Design is one aspect of internal control, and operating effec­tiveness is the other. Add to that management’s ability override them, and they’ve pretty much covered all their bases!

Some former employees have conducted company affairs using non-corporate email addresses or had password protected devices to which the company does not have access.

This is incredibly suspi­cious, as what good reason could there be for using non-corporate email to conduct company business? Always a red flag, but tough to uncover. The article doesn’t discuss how it was in this case, unfortunately.

The original inves­ti­gation, which was reported at the end of February, was over $35-million in payments which were undoc­u­mented. The reporting of this infor­mation resulted in a 20% decline in the company’s stock, which has since recovered only about ⅓ of the drop. Clearly, controls at the company are not strong enough and the market believes the environment may be such that more of these types of situa­tions exist.

Now, with these recent devel­op­ments, it seems that the “tone at the top,” a critical component of a strong control environment (see COSO Internal Control Framework), was not one of uncom­pro­mising integrity.
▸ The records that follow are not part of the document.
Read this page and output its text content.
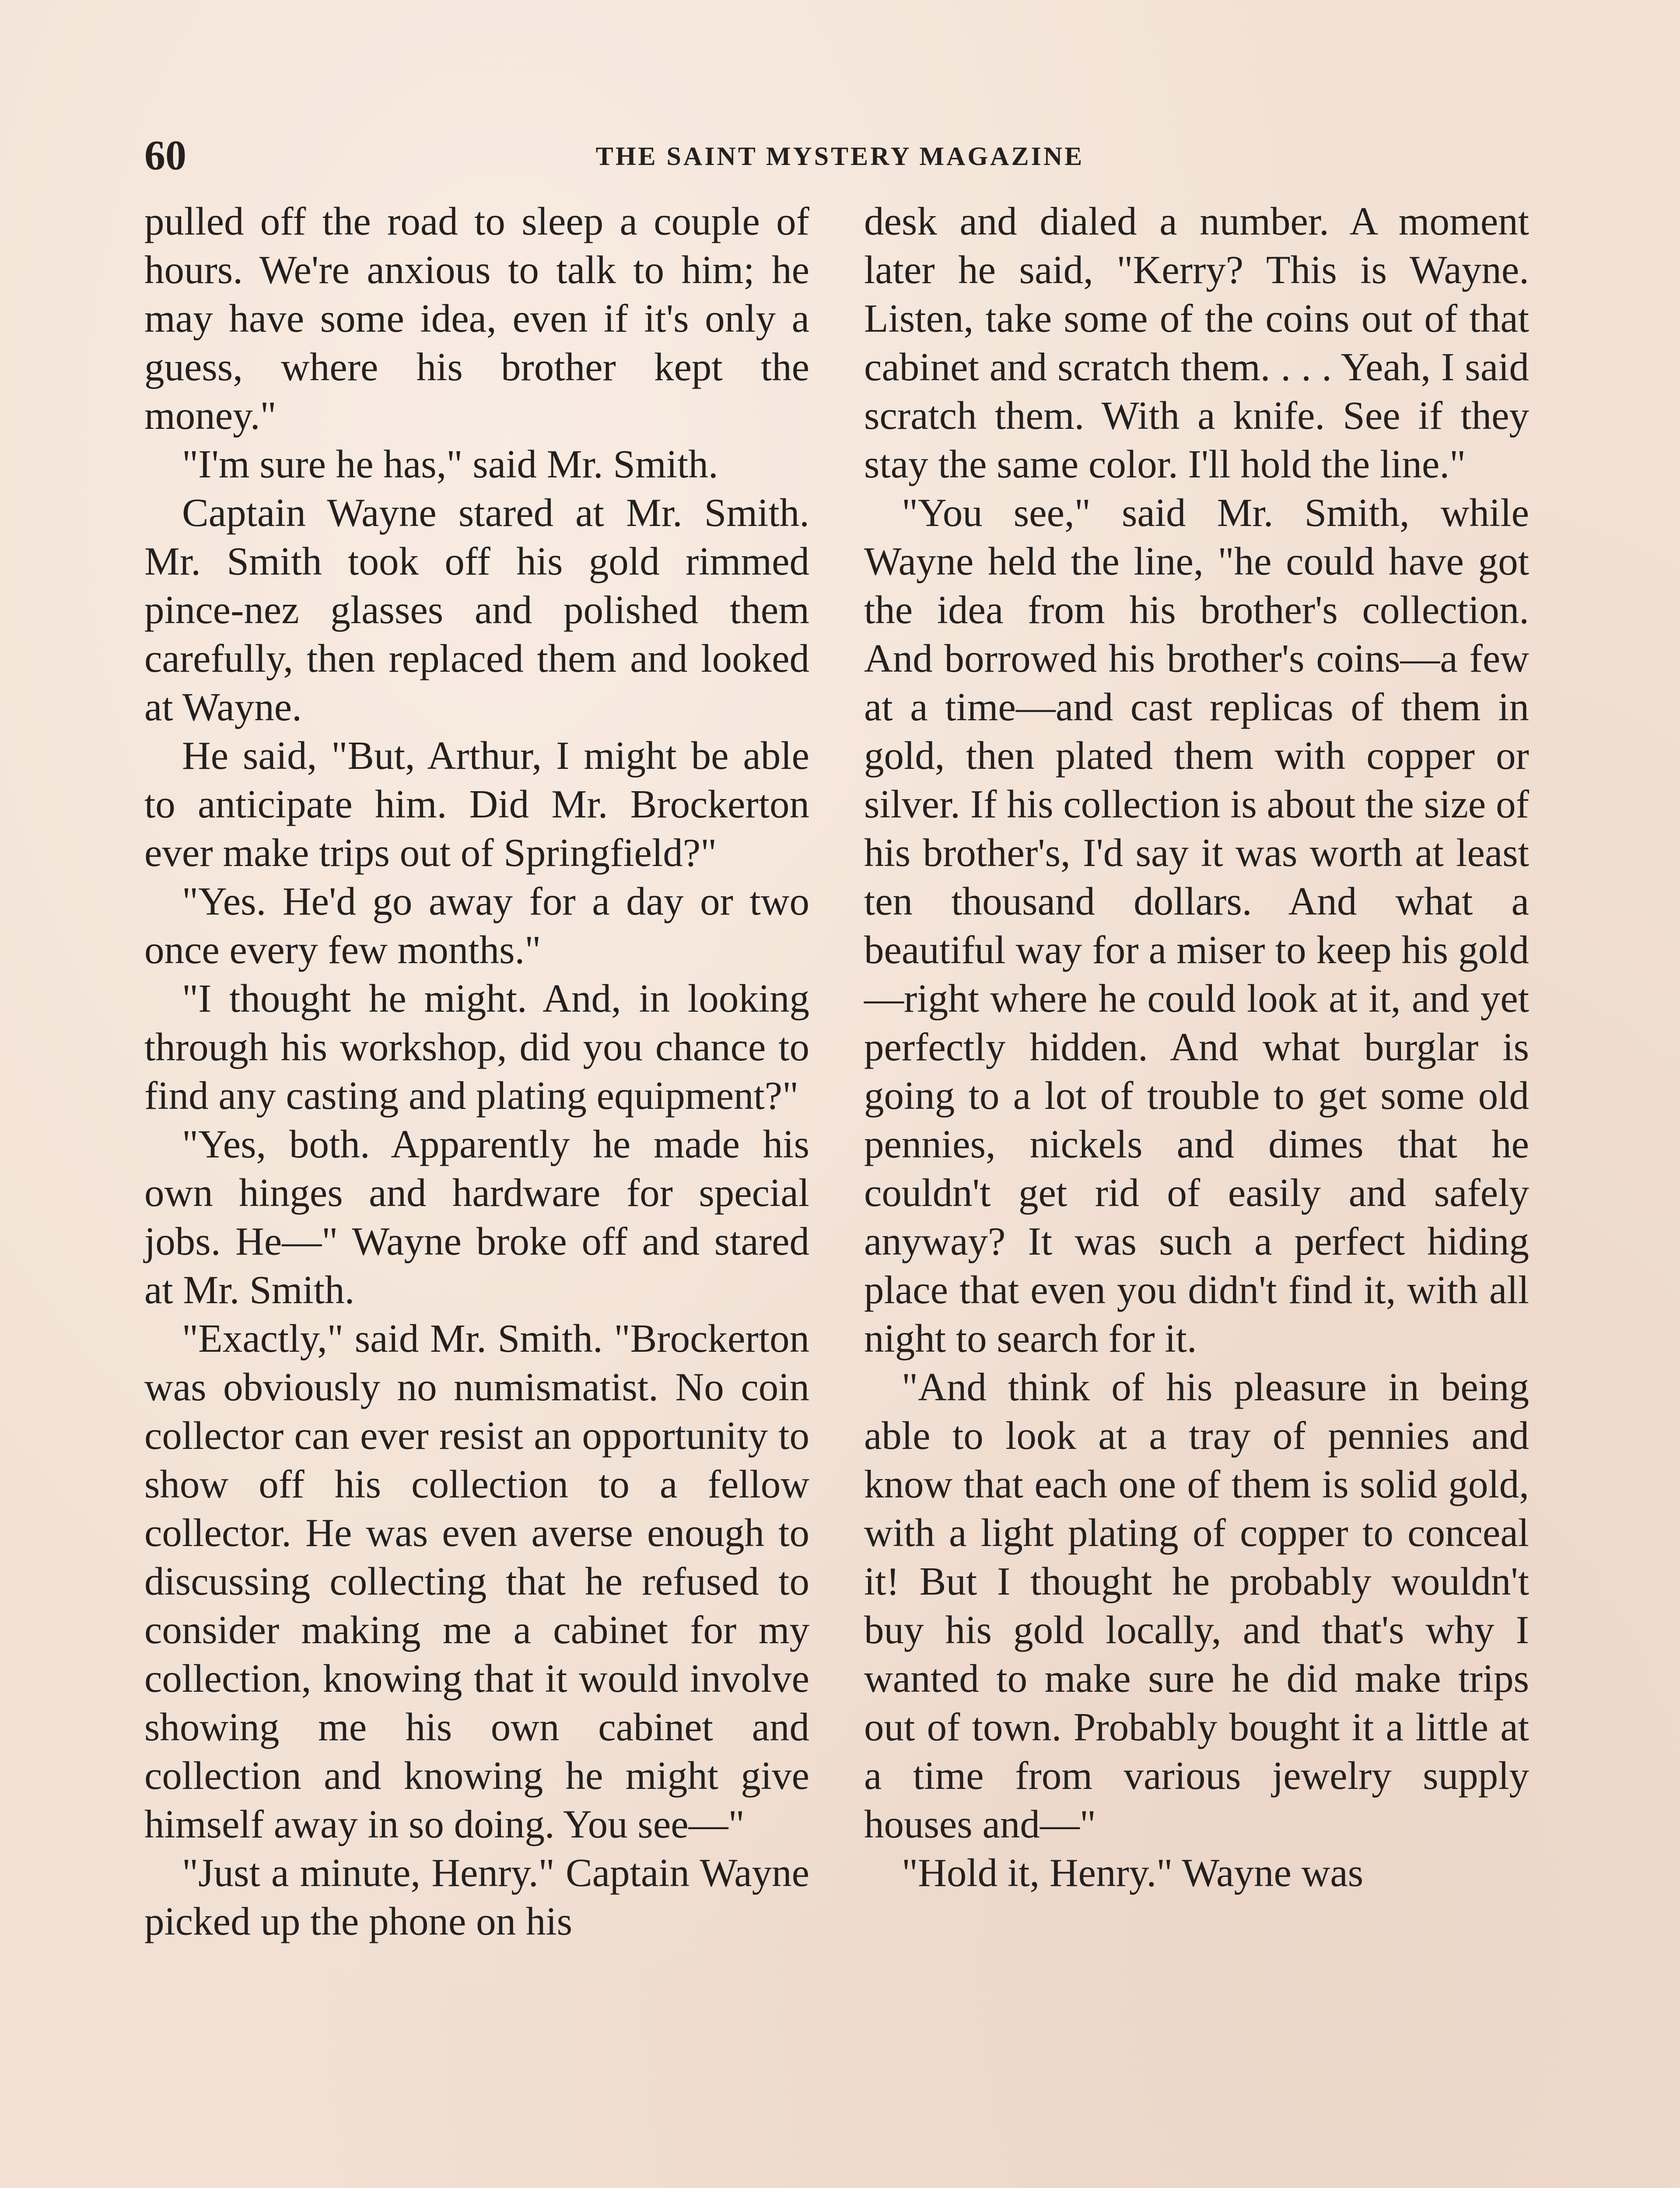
60	THE SAINT MYSTERY MAGAZINE

pulled off the road to sleep a couple of hours. We're anxious to talk to him; he may have some idea, even if it's only a guess, where his brother kept the money."

"I'm sure he has," said Mr. Smith.

Captain Wayne stared at Mr. Smith. Mr. Smith took off his gold rimmed pince-nez glasses and polished them carefully, then replaced them and looked at Wayne.

He said, "But, Arthur, I might be able to anticipate him. Did Mr. Brockerton ever make trips out of Springfield?"

"Yes. He'd go away for a day or two once every few months."

"I thought he might. And, in looking through his workshop, did you chance to find any casting and plating equipment?"

"Yes, both. Apparently he made his own hinges and hardware for special jobs. He—" Wayne broke off and stared at Mr. Smith.

"Exactly," said Mr. Smith. "Brockerton was obviously no numismatist. No coin collector can ever resist an opportunity to show off his collection to a fellow collector. He was even averse enough to discussing collecting that he refused to consider making me a cabinet for my collection, knowing that it would involve showing me his own cabinet and collection and knowing he might give himself away in so doing. You see—"

"Just a minute, Henry." Captain Wayne picked up the phone on his

desk and dialed a number. A moment later he said, "Kerry? This is Wayne. Listen, take some of the coins out of that cabinet and scratch them. . . . Yeah, I said scratch them. With a knife. See if they stay the same color. I'll hold the line."

"You see," said Mr. Smith, while Wayne held the line, "he could have got the idea from his brother's collection. And borrowed his brother's coins—a few at a time—and cast replicas of them in gold, then plated them with copper or silver. If his collection is about the size of his brother's, I'd say it was worth at least ten thousand dollars. And what a beautiful way for a miser to keep his gold—right where he could look at it, and yet perfectly hidden. And what burglar is going to a lot of trouble to get some old pennies, nickels and dimes that he couldn't get rid of easily and safely anyway? It was such a perfect hiding place that even you didn't find it, with all night to search for it.

"And think of his pleasure in being able to look at a tray of pennies and know that each one of them is solid gold, with a light plating of copper to conceal it! But I thought he probably wouldn't buy his gold locally, and that's why I wanted to make sure he did make trips out of town. Probably bought it a little at a time from various jewelry supply houses and—"

"Hold it, Henry." Wayne was
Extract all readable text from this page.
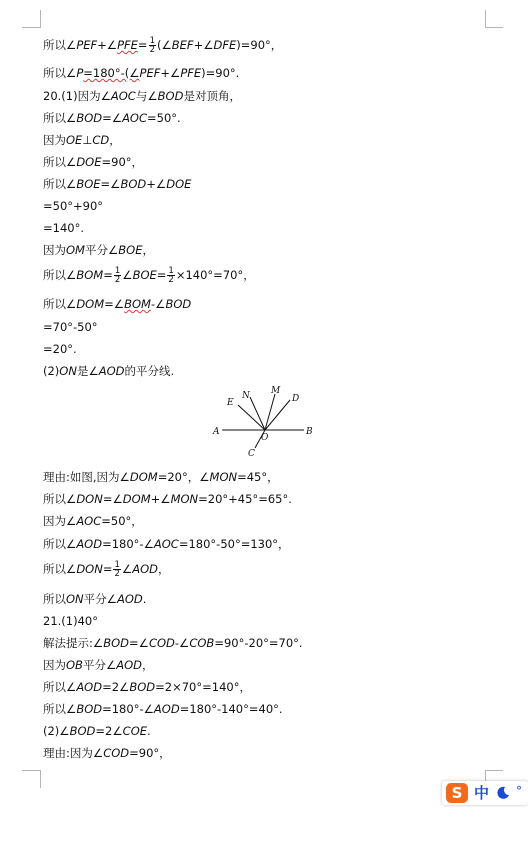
所以∠PEF+∠PFE= $\frac{1}{2}$ (∠BEF+∠DFE)=90°，
所以∠P=180°-(∠PEF+∠PFE)=90°.
20.(1)因为∠AOC与∠BOD是对顶角，
所以∠BOD=∠AOC=50°.
因为OE⊥CD，
所以∠DOE=90°，
所以∠BOE=∠BOD+∠DOE
=50°+90°
=140°.
因为OM平分∠BOE，
所以∠BOM= $\frac{1}{2}$ ∠BOE= $\frac{1}{2} \times 140^\circ=70^\circ$，
所以∠DOM=∠BOM-∠BOD
=70°-50°
=20°.
(2)ON是∠AOD的平分线.
A	B
O
C
D
E
M
N
理由:如图,因为∠DOM=20°，∠MON=45°，
所以∠DON=∠DOM+∠MON=20°+45°=65°.
因为∠AOC=50°，
所以∠AOD=180°-∠AOC=180°-50°=130°，
所以∠DON= $\frac{1}{2}$ ∠AOD，
所以ON平分∠AOD.
21.(1)40°
解法提示:∠BOD=∠COD-∠COB=90°-20°=70°.
因为OB平分∠AOD，
所以∠AOD=2∠BOD=2×70°=140°，
所以∠BOD=180°-∠AOD=180°-140°=40°.
(2)∠BOD=2∠COE.
理由:因为∠COD=90°，
S 中 °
Depending on the nature of the payments, if it is ever deter­mined satis­fac­torily, this could have impli­ca­tions related to the Corruption of Foreign Public Officials Act, Canada’s version of the Foreign Corrupt Practices Act in the US.

E&Y: Internal Audit should drive strategy

BusinessDay, a South African business news website, published a recent article refer­encing an E&Y study involving “more than 100 industry analysts from more than 20 disciplines”:

Organ­i­sa­tions need to break out of the compliance cocoon and evolve into a fully fledged leadership role that delivers real value to the business. In the current economic climate, the biggest risk for most companies is not a failure to meet compliance require­ments, but a failure to meet strategic targets.

The study also assessed last year’s top 10 business risks. In it, the analysts ranked the after­shocks of the credit crunch and the deepening global recession as the most important business risks, displacing regulation and compliance from the top spot.

Still more evidence that the Internal Audit profession demands an expanding skill set and well-rounded people with experience in more varied aspects of business. Auditors are going to have to continue to push themselves outside of their comfort zone in order to provide the greater value that share­holders require of the function.

How does your IA department stack up?